Artificial intelligence apps
Medical researchers are now training computers to recognize patterns and atypical features associated with skin cancer. “AI picks up a lot more subtle changes than the naked eye,” says Trevan Fischer, a surgical oncologist at Providence Saint John’s Health Center. The high accuracy in AI deep learning can help doctors determine whether a mole is malignant and worth biopsying—saving patients from some unneeded discomfort.
The beauty of AI is that you can do a full home skin exam with a press of a few buttons. Popular smartphone apps like MoleMapper lets users upload a picture and have it analyzed for potential skin lesions. They also let you store photos to show your doctor and keep track of any changes to your mole. (Wood warns that a smartphone app is not meant to substitute in-person skin check-ups with your doctor.)
While these apps are useful, there’s always room for improvement. For example, the AI’s accuracy goes down when the view of the mole has shadowing, blurriness, hair, or if the image is rotated. There’s also been research showing that AI databases lack images of darker skin types that would teach the system to better detect skin cancer from people of color. If anything, Wood says the apps can encourage people to submit photos of suspicious moles and start the conversation early with their doctor.
Millimeter wave imaging
The same technology used in airport security scanners is getting revamped and used to detect skin tumors. Millimeter wave imaging is a non-invasive method and a low-cost alternative to biopsies that works by scanning a person’s skin for any biochemical and molecular changes related to a disease or disorder. The radio waves reflect differently when looking at benign versus cancerous moles.
While the approach is not yet available for clinical practice, there is evidence backing up the proof of concept. A 2017 study in IEEE Transactions on Biomedical Engineering found considerable differences when looking back at the scans of healthy skin and those for two common skin cancer types: squamous cell carcinoma and basal cell carcinoma. The study authors could see detailed changes in water molecules, glucose concentrations, and protein levels. A 2018 study in the same journal used ultra-high resolution millimeter wave imaging to identify early-stage skin cancer. Most recently, the diagnostic tool was studied on 136 people suspected of skin cancer. Ultimately, it found malignant tumors from various types of skin cancer on 71 patients, giving the tech a “high diagnostic accuracy.”

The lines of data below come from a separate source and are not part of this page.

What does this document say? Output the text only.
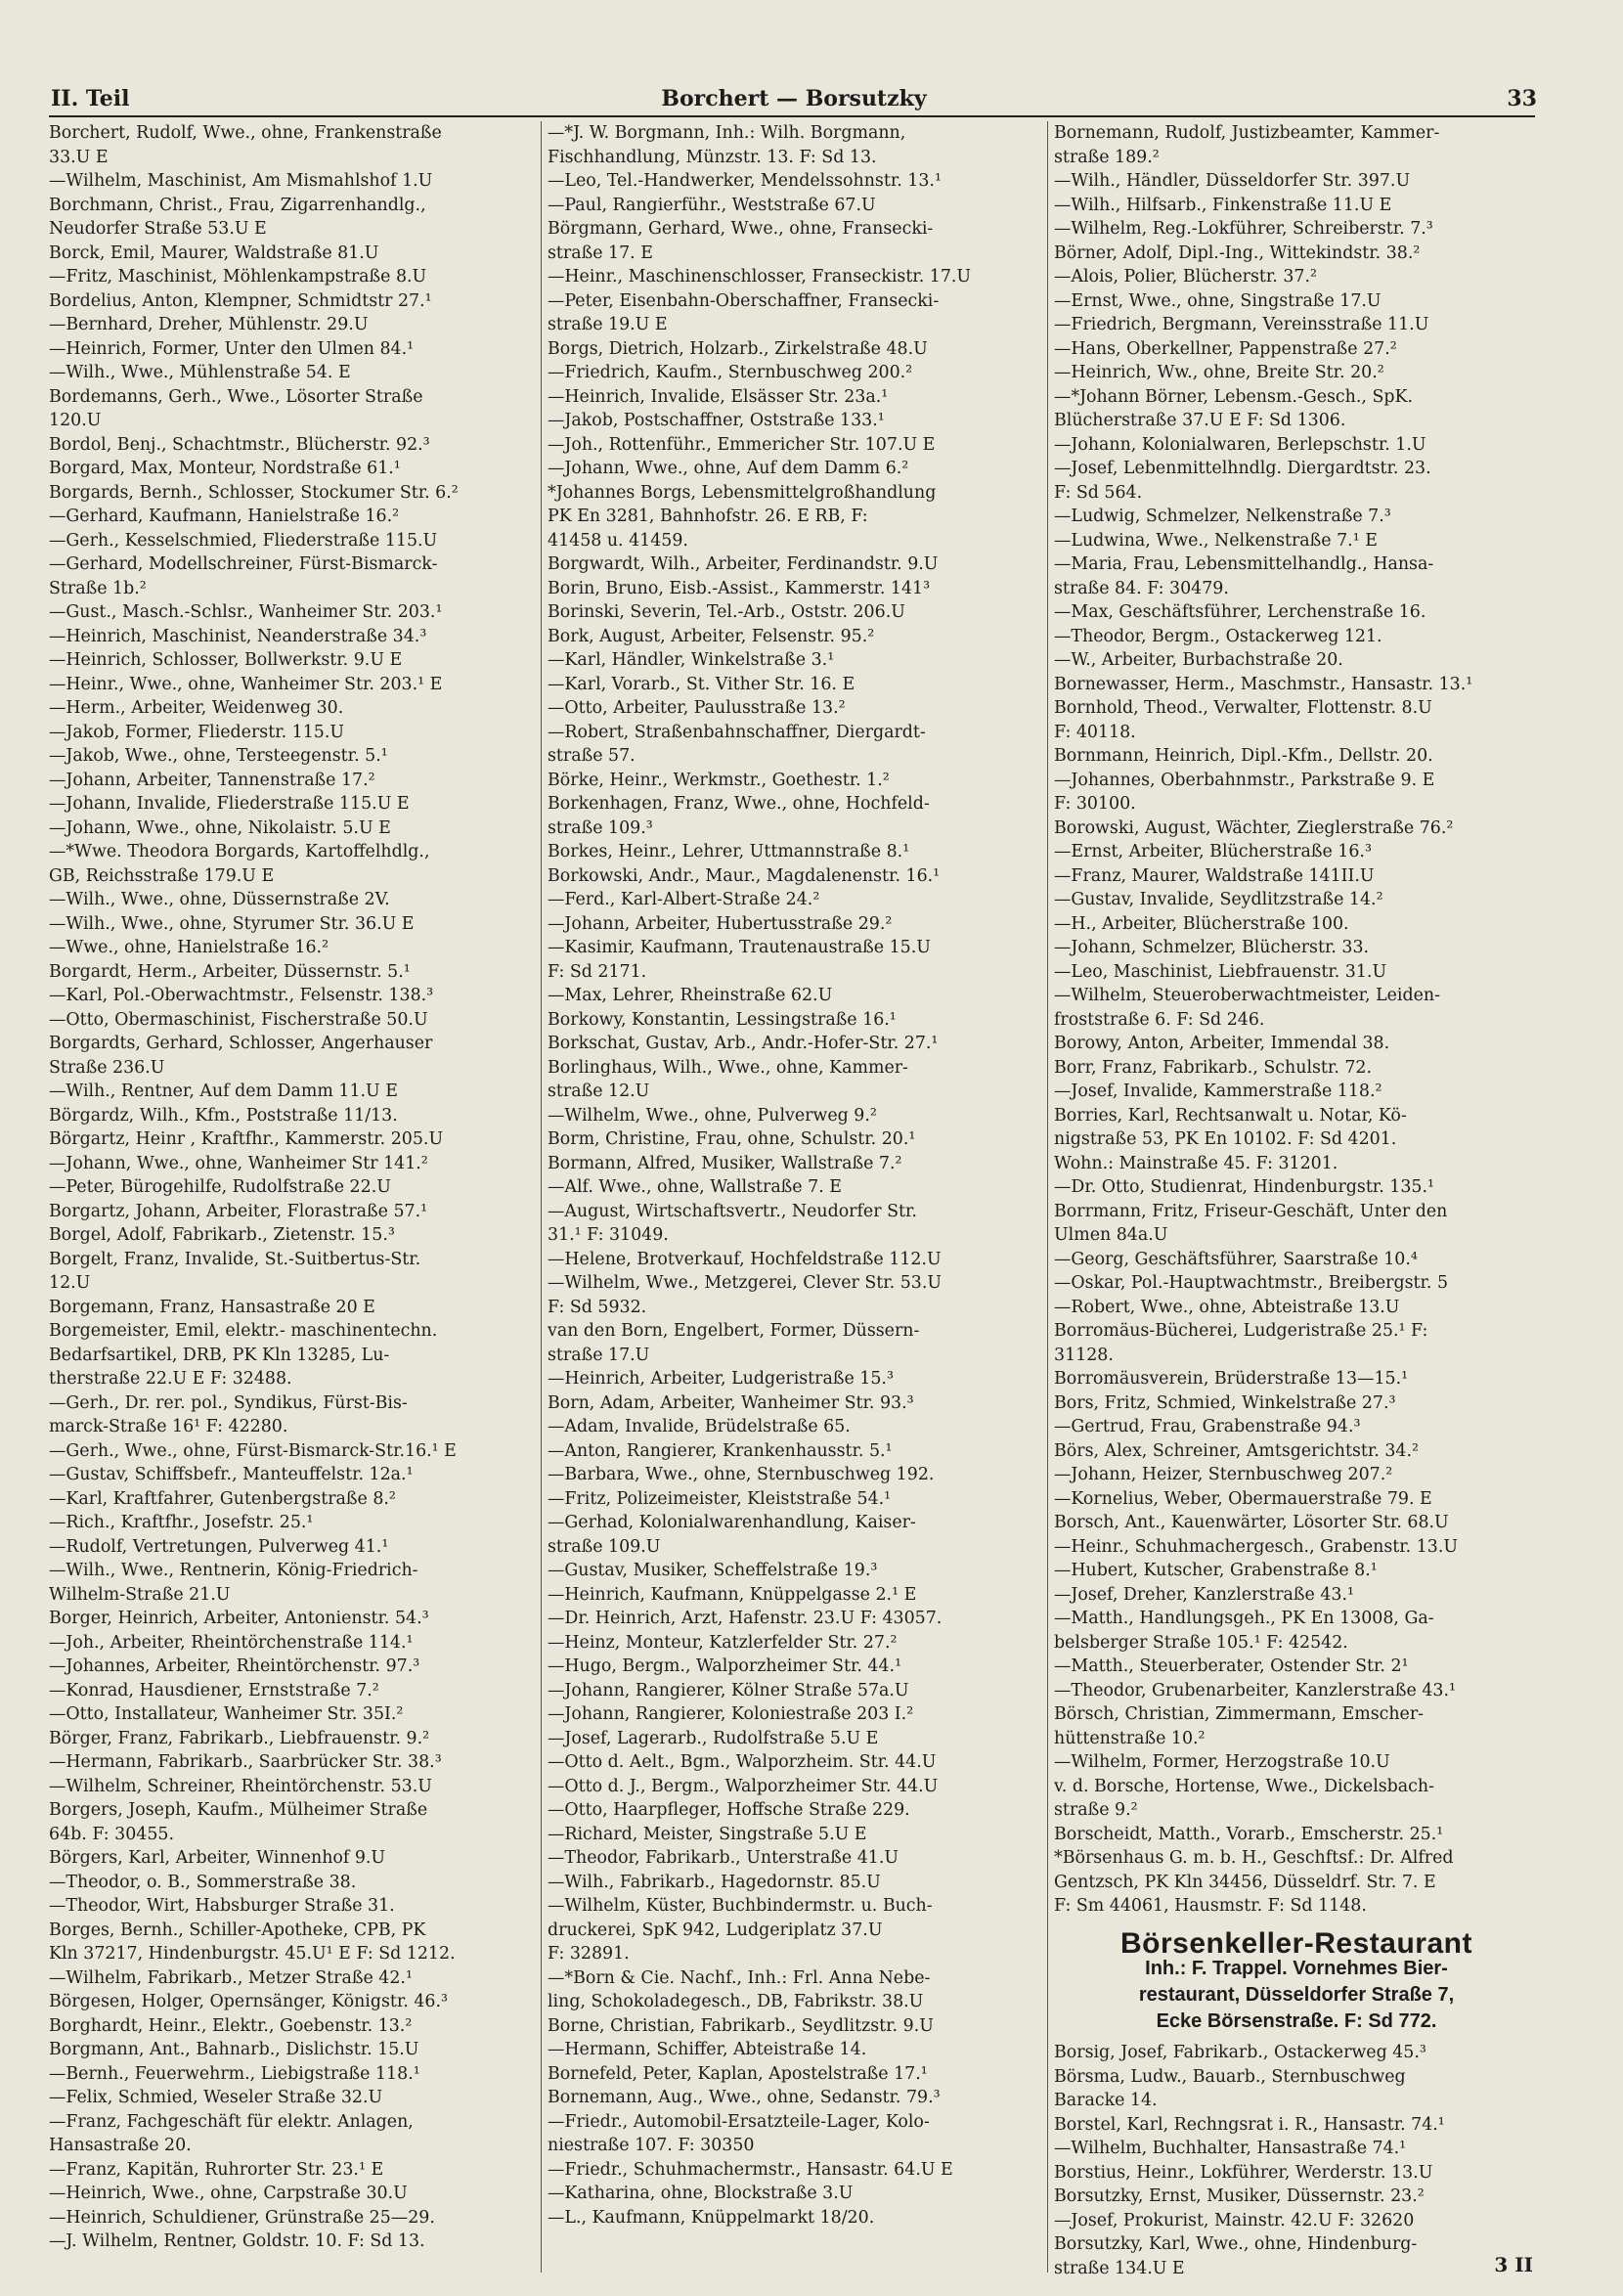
II. Teil	Borchert — Borsutzky	33
Borchert, Rudolf, Wwe., ohne, Frankenstraße
33.U E
—Wilhelm, Maschinist, Am Mismahlshof 1.U
Borchmann, Christ., Frau, Zigarrenhandlg.,
Neudorfer Straße 53.U E
Borck, Emil, Maurer, Waldstraße 81.U
—Fritz, Maschinist, Möhlenkampstraße 8.U
Bordelius, Anton, Klempner, Schmidtstr 27.¹
—Bernhard, Dreher, Mühlenstr. 29.U
—Heinrich, Former, Unter den Ulmen 84.¹
—Wilh., Wwe., Mühlenstraße 54. E
Bordemanns, Gerh., Wwe., Lösorter Straße
120.U
Bordol, Benj., Schachtmstr., Blücherstr. 92.³
Borgard, Max, Monteur, Nordstraße 61.¹
Borgards, Bernh., Schlosser, Stockumer Str. 6.²
—Gerhard, Kaufmann, Hanielstraße 16.²
—Gerh., Kesselschmied, Fliederstraße 115.U
—Gerhard, Modellschreiner, Fürst-Bismarck-
Straße 1b.²
—Gust., Masch.-Schlsr., Wanheimer Str. 203.¹
—Heinrich, Maschinist, Neanderstraße 34.³
—Heinrich, Schlosser, Bollwerkstr. 9.U E
—Heinr., Wwe., ohne, Wanheimer Str. 203.¹ E
—Herm., Arbeiter, Weidenweg 30.
—Jakob, Former, Fliederstr. 115.U
—Jakob, Wwe., ohne, Tersteegenstr. 5.¹
—Johann, Arbeiter, Tannenstraße 17.²
—Johann, Invalide, Fliederstraße 115.U E
—Johann, Wwe., ohne, Nikolaistr. 5.U E
—*Wwe. Theodora Borgards, Kartoffelhdlg.,
GB, Reichsstraße 179.U E
—Wilh., Wwe., ohne, Düssernstraße 2V.
—Wilh., Wwe., ohne, Styrumer Str. 36.U E
—Wwe., ohne, Hanielstraße 16.²
Borgardt, Herm., Arbeiter, Düssernstr. 5.¹
—Karl, Pol.-Oberwachtmstr., Felsenstr. 138.³
—Otto, Obermaschinist, Fischerstraße 50.U
Borgardts, Gerhard, Schlosser, Angerhauser
Straße 236.U
—Wilh., Rentner, Auf dem Damm 11.U E
Börgardz, Wilh., Kfm., Poststraße 11/13.
Börgartz, Heinr , Kraftfhr., Kammerstr. 205.U
—Johann, Wwe., ohne, Wanheimer Str 141.²
—Peter, Bürogehilfe, Rudolfstraße 22.U
Borgartz, Johann, Arbeiter, Florastraße 57.¹
Borgel, Adolf, Fabrikarb., Zietenstr. 15.³
Borgelt, Franz, Invalide, St.-Suitbertus-Str.
12.U
Borgemann, Franz, Hansastraße 20 E
Borgemeister, Emil, elektr.- maschinentechn.
Bedarfsartikel, DRB, PK Kln 13285, Lu-
therstraße 22.U E F: 32488.
—Gerh., Dr. rer. pol., Syndikus, Fürst-Bis-
marck-Straße 16¹ F: 42280.
—Gerh., Wwe., ohne, Fürst-Bismarck-Str.16.¹ E
—Gustav, Schiffsbefr., Manteuffelstr. 12a.¹
—Karl, Kraftfahrer, Gutenbergstraße 8.²
—Rich., Kraftfhr., Josefstr. 25.¹
—Rudolf, Vertretungen, Pulverweg 41.¹
—Wilh., Wwe., Rentnerin, König-Friedrich-
Wilhelm-Straße 21.U
Borger, Heinrich, Arbeiter, Antonienstr. 54.³
—Joh., Arbeiter, Rheintörchenstraße 114.¹
—Johannes, Arbeiter, Rheintörchenstr. 97.³
—Konrad, Hausdiener, Ernststraße 7.²
—Otto, Installateur, Wanheimer Str. 35I.²
Börger, Franz, Fabrikarb., Liebfrauenstr. 9.²
—Hermann, Fabrikarb., Saarbrücker Str. 38.³
—Wilhelm, Schreiner, Rheintörchenstr. 53.U
Borgers, Joseph, Kaufm., Mülheimer Straße
64b. F: 30455.
Börgers, Karl, Arbeiter, Winnenhof 9.U
—Theodor, o. B., Sommerstraße 38.
—Theodor, Wirt, Habsburger Straße 31.
Borges, Bernh., Schiller-Apotheke, CPB, PK
Kln 37217, Hindenburgstr. 45.U¹ E F: Sd 1212.
—Wilhelm, Fabrikarb., Metzer Straße 42.¹
Börgesen, Holger, Opernsänger, Königstr. 46.³
Borghardt, Heinr., Elektr., Goebenstr. 13.²
Borgmann, Ant., Bahnarb., Dislichstr. 15.U
—Bernh., Feuerwehrm., Liebigstraße 118.¹
—Felix, Schmied, Weseler Straße 32.U
—Franz, Fachgeschäft für elektr. Anlagen,
Hansastraße 20.
—Franz, Kapitän, Ruhrorter Str. 23.¹ E
—Heinrich, Wwe., ohne, Carpstraße 30.U
—Heinrich, Schuldiener, Grünstraße 25—29.
—J. Wilhelm, Rentner, Goldstr. 10. F: Sd 13.
—*J. W. Borgmann, Inh.: Wilh. Borgmann,
Fischhandlung, Münzstr. 13. F: Sd 13.
—Leo, Tel.-Handwerker, Mendelssohnstr. 13.¹
—Paul, Rangierführ., Weststraße 67.U
Börgmann, Gerhard, Wwe., ohne, Fransecki-
straße 17. E
—Heinr., Maschinenschlosser, Franseckistr. 17.U
—Peter, Eisenbahn-Oberschaffner, Fransecki-
straße 19.U E
Borgs, Dietrich, Holzarb., Zirkelstraße 48.U
—Friedrich, Kaufm., Sternbuschweg 200.²
—Heinrich, Invalide, Elsässer Str. 23a.¹
—Jakob, Postschaffner, Oststraße 133.¹
—Joh., Rottenführ., Emmericher Str. 107.U E
—Johann, Wwe., ohne, Auf dem Damm 6.²
*Johannes Borgs, Lebensmittelgroßhandlung
PK En 3281, Bahnhofstr. 26. E RB, F:
41458 u. 41459.
Borgwardt, Wilh., Arbeiter, Ferdinandstr. 9.U
Borin, Bruno, Eisb.-Assist., Kammerstr. 141³
Borinski, Severin, Tel.-Arb., Oststr. 206.U
Bork, August, Arbeiter, Felsenstr. 95.²
—Karl, Händler, Winkelstraße 3.¹
—Karl, Vorarb., St. Vither Str. 16. E
—Otto, Arbeiter, Paulusstraße 13.²
—Robert, Straßenbahnschaffner, Diergardt-
straße 57.
Börke, Heinr., Werkmstr., Goethestr. 1.²
Borkenhagen, Franz, Wwe., ohne, Hochfeld-
straße 109.³
Borkes, Heinr., Lehrer, Uttmannstraße 8.¹
Borkowski, Andr., Maur., Magdalenenstr. 16.¹
—Ferd., Karl-Albert-Straße 24.²
—Johann, Arbeiter, Hubertusstraße 29.²
—Kasimir, Kaufmann, Trautenaustraße 15.U
F: Sd 2171.
—Max, Lehrer, Rheinstraße 62.U
Borkowy, Konstantin, Lessingstraße 16.¹
Borkschat, Gustav, Arb., Andr.-Hofer-Str. 27.¹
Borlinghaus, Wilh., Wwe., ohne, Kammer-
straße 12.U
—Wilhelm, Wwe., ohne, Pulverweg 9.²
Borm, Christine, Frau, ohne, Schulstr. 20.¹
Bormann, Alfred, Musiker, Wallstraße 7.²
—Alf. Wwe., ohne, Wallstraße 7. E
—August, Wirtschaftsvertr., Neudorfer Str.
31.¹ F: 31049.
—Helene, Brotverkauf, Hochfeldstraße 112.U
—Wilhelm, Wwe., Metzgerei, Clever Str. 53.U
F: Sd 5932.
van den Born, Engelbert, Former, Düssern-
straße 17.U
—Heinrich, Arbeiter, Ludgeristraße 15.³
Born, Adam, Arbeiter, Wanheimer Str. 93.³
—Adam, Invalide, Brüdelstraße 65.
—Anton, Rangierer, Krankenhausstr. 5.¹
—Barbara, Wwe., ohne, Sternbuschweg 192.
—Fritz, Polizeimeister, Kleiststraße 54.¹
—Gerhad, Kolonialwarenhandlung, Kaiser-
straße 109.U
—Gustav, Musiker, Scheffelstraße 19.³
—Heinrich, Kaufmann, Knüppelgasse 2.¹ E
—Dr. Heinrich, Arzt, Hafenstr. 23.U F: 43057.
—Heinz, Monteur, Katzlerfelder Str. 27.²
—Hugo, Bergm., Walporzheimer Str. 44.¹
—Johann, Rangierer, Kölner Straße 57a.U
—Johann, Rangierer, Koloniestraße 203 I.²
—Josef, Lagerarb., Rudolfstraße 5.U E
—Otto d. Aelt., Bgm., Walporzheim. Str. 44.U
—Otto d. J., Bergm., Walporzheimer Str. 44.U
—Otto, Haarpfleger, Hoffsche Straße 229.
—Richard, Meister, Singstraße 5.U E
—Theodor, Fabrikarb., Unterstraße 41.U
—Wilh., Fabrikarb., Hagedornstr. 85.U
—Wilhelm, Küster, Buchbindermstr. u. Buch-
druckerei, SpK 942, Ludgeriplatz 37.U
F: 32891.
—*Born & Cie. Nachf., Inh.: Frl. Anna Nebe-
ling, Schokoladegesch., DB, Fabrikstr. 38.U
Borne, Christian, Fabrikarb., Seydlitzstr. 9.U
—Hermann, Schiffer, Abteistraße 14.
Bornefeld, Peter, Kaplan, Apostelstraße 17.¹
Bornemann, Aug., Wwe., ohne, Sedanstr. 79.³
—Friedr., Automobil-Ersatzteile-Lager, Kolo-
niestraße 107. F: 30350
—Friedr., Schuhmachermstr., Hansastr. 64.U E
—Katharina, ohne, Blockstraße 3.U
—L., Kaufmann, Knüppelmarkt 18/20.
Bornemann, Rudolf, Justizbeamter, Kammer-
straße 189.²
—Wilh., Händler, Düsseldorfer Str. 397.U
—Wilh., Hilfsarb., Finkenstraße 11.U E
—Wilhelm, Reg.-Lokführer, Schreiberstr. 7.³
Börner, Adolf, Dipl.-Ing., Wittekindstr. 38.²
—Alois, Polier, Blücherstr. 37.²
—Ernst, Wwe., ohne, Singstraße 17.U
—Friedrich, Bergmann, Vereinsstraße 11.U
—Hans, Oberkellner, Pappenstraße 27.²
—Heinrich, Ww., ohne, Breite Str. 20.²
—*Johann Börner, Lebensm.-Gesch., SpK.
Blücherstraße 37.U E F: Sd 1306.
—Johann, Kolonialwaren, Berlepschstr. 1.U
—Josef, Lebenmittelhndlg. Diergardtstr. 23.
F: Sd 564.
—Ludwig, Schmelzer, Nelkenstraße 7.³
—Ludwina, Wwe., Nelkenstraße 7.¹ E
—Maria, Frau, Lebensmittelhandlg., Hansa-
straße 84. F: 30479.
—Max, Geschäftsführer, Lerchenstraße 16.
—Theodor, Bergm., Ostackerweg 121.
—W., Arbeiter, Burbachstraße 20.
Bornewasser, Herm., Maschmstr., Hansastr. 13.¹
Bornhold, Theod., Verwalter, Flottenstr. 8.U
F: 40118.
Bornmann, Heinrich, Dipl.-Kfm., Dellstr. 20.
—Johannes, Oberbahnmstr., Parkstraße 9. E
F: 30100.
Borowski, August, Wächter, Zieglerstraße 76.²
—Ernst, Arbeiter, Blücherstraße 16.³
—Franz, Maurer, Waldstraße 141II.U
—Gustav, Invalide, Seydlitzstraße 14.²
—H., Arbeiter, Blücherstraße 100.
—Johann, Schmelzer, Blücherstr. 33.
—Leo, Maschinist, Liebfrauenstr. 31.U
—Wilhelm, Steueroberwachtmeister, Leiden-
froststraße 6. F: Sd 246.
Borowy, Anton, Arbeiter, Immendal 38.
Borr, Franz, Fabrikarb., Schulstr. 72.
—Josef, Invalide, Kammerstraße 118.²
Borries, Karl, Rechtsanwalt u. Notar, Kö-
nigstraße 53, PK En 10102. F: Sd 4201.
Wohn.: Mainstraße 45. F: 31201.
—Dr. Otto, Studienrat, Hindenburgstr. 135.¹
Borrmann, Fritz, Friseur-Geschäft, Unter den
Ulmen 84a.U
—Georg, Geschäftsführer, Saarstraße 10.⁴
—Oskar, Pol.-Hauptwachtmstr., Breibergstr. 5
—Robert, Wwe., ohne, Abteistraße 13.U
Borromäus-Bücherei, Ludgeristraße 25.¹ F:
31128.
Borromäusverein, Brüderstraße 13—15.¹
Bors, Fritz, Schmied, Winkelstraße 27.³
—Gertrud, Frau, Grabenstraße 94.³
Börs, Alex, Schreiner, Amtsgerichtstr. 34.²
—Johann, Heizer, Sternbuschweg 207.²
—Kornelius, Weber, Obermauerstraße 79. E
Borsch, Ant., Kauenwärter, Lösorter Str. 68.U
—Heinr., Schuhmachergesch., Grabenstr. 13.U
—Hubert, Kutscher, Grabenstraße 8.¹
—Josef, Dreher, Kanzlerstraße 43.¹
—Matth., Handlungsgeh., PK En 13008, Ga-
belsberger Straße 105.¹ F: 42542.
—Matth., Steuerberater, Ostender Str. 2¹
—Theodor, Grubenarbeiter, Kanzlerstraße 43.¹
Börsch, Christian, Zimmermann, Emscher-
hüttenstraße 10.²
—Wilhelm, Former, Herzogstraße 10.U
v. d. Borsche, Hortense, Wwe., Dickelsbach-
straße 9.²
Borscheidt, Matth., Vorarb., Emscherstr. 25.¹
*Börsenhaus G. m. b. H., Geschftsf.: Dr. Alfred
Gentzsch, PK Kln 34456, Düsseldrf. Str. 7. E
F: Sm 44061, Hausmstr. F: Sd 1148.
Börsenkeller-Restaurant
Inh.: F. Trappel. Vornehmes Bier-
restaurant, Düsseldorfer Straße 7,
Ecke Börsenstraße. F: Sd 772.
Borsig, Josef, Fabrikarb., Ostackerweg 45.³
Börsma, Ludw., Bauarb., Sternbuschweg
Baracke 14.
Borstel, Karl, Rechngsrat i. R., Hansastr. 74.¹
—Wilhelm, Buchhalter, Hansastraße 74.¹
Borstius, Heinr., Lokführer, Werderstr. 13.U
Borsutzky, Ernst, Musiker, Düssernstr. 23.²
—Josef, Prokurist, Mainstr. 42.U F: 32620
Borsutzky, Karl, Wwe., ohne, Hindenburg-
straße 134.U E	3 II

“We’re really trying to leverage all the different ways that advanced technology can help us diagnose and treat skin cancer like melanoma,” Whitman from Atlantic Health Systems says. He emphasizes that most of these strategies weren’t imaginable 10 years ago. Using data to improve on existing AI technology and create new models for personalized medicine, he notes, “can really make a difference for people and their lives.”